Aquellas manos la cogieron fuerte,la metieron en el camión,le golpearon la cabeza con algo muy duro y entonces se hizo el silencio.Su madre la llamaba,¿o quizás era ella llamando a su madre?Se desvaneció en el traqueteo acelerado de áquel vehículo inmundo

Despertó de la pesadilla en la que se había hundido.Otra vez esos míseros recuerdos que con tanta fuerza intentaron arrebatarle…
Eran las cinco y cuarto,así que se puso manos a la obra.Volvió a mirar por la ventana,apartando la cortina delicadamente.En aproximadamente quince minutos pasaría la fila de coches oscuros precediendo su diana.
Las cinco y veinte.Cogió su arma y la acarició,como si con ese gesto apaciguase sus propios nervios.En la calle oyó el inimitable ruido del motor de un coche caro.Era la hora.Abrió la ventana y se arrodilló ante ella.acomodando su infalible arma.
Allí estaba.Indudablemente,era él.Una sonrisa se dibujó en sus labios mientras apuntaba,sabiendo que no iba a fallar.Tenía sólo una oportunidad.

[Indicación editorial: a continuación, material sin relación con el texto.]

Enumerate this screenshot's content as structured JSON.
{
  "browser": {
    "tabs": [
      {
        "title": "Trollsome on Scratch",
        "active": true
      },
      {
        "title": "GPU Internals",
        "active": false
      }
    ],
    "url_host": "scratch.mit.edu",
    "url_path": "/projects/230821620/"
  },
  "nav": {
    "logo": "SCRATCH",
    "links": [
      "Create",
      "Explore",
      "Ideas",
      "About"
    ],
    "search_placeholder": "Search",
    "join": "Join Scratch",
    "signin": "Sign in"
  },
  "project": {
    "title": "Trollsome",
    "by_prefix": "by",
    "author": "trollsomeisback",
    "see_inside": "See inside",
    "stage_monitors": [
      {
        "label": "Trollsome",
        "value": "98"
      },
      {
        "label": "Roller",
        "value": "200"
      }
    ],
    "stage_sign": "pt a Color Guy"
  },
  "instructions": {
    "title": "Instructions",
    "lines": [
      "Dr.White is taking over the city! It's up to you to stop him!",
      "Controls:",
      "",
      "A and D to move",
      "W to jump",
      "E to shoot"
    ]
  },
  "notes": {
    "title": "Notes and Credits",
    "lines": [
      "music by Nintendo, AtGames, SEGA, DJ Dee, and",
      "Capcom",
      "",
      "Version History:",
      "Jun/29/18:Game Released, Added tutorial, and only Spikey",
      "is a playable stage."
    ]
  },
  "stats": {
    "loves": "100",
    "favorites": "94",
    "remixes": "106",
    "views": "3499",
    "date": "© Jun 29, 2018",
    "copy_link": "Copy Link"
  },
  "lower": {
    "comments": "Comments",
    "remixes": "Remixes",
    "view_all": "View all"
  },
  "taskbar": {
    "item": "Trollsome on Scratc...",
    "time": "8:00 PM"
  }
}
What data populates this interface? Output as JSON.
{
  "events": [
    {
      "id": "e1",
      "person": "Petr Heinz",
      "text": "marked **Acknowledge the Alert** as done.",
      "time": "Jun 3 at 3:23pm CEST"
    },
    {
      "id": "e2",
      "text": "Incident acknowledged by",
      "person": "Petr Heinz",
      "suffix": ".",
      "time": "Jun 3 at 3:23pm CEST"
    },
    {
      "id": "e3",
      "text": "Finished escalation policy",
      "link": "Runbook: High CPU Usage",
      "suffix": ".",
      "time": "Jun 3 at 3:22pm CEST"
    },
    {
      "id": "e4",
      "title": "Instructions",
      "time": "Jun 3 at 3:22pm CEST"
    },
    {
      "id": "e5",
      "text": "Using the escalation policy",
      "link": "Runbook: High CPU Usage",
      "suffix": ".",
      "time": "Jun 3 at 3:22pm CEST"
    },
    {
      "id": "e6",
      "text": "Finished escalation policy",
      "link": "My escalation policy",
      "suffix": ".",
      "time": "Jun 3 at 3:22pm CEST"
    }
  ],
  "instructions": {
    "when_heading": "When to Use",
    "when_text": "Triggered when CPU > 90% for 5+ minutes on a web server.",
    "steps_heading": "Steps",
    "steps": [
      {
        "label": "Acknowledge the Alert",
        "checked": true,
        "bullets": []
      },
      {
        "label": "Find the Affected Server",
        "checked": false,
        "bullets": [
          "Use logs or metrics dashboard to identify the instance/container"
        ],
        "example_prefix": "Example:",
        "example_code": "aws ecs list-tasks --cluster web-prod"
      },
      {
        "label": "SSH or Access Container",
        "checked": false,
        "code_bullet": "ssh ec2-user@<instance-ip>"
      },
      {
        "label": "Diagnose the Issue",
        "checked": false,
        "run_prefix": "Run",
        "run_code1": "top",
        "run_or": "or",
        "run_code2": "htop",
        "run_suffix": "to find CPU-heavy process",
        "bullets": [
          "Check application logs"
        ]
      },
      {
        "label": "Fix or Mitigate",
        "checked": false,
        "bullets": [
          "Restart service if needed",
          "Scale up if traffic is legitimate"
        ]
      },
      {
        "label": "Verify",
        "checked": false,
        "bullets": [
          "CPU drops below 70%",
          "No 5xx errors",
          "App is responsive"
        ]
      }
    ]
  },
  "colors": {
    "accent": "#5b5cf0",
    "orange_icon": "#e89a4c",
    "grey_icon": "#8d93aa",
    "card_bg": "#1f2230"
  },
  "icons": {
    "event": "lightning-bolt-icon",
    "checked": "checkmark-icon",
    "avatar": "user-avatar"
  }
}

Disparó,y el silenciador de su arma hizo que el caos tardase en extenderse por la calle repleta de gente.Seguia sonriendo mientras salía del cuartucho de aquel motel,ahora solitario.
Su infancia feliz nunca sería devuelta,pero el monstruo que se la quitó ya no podría hacer daño nunca más.Estaba muerto.Y ella estaba tranquila.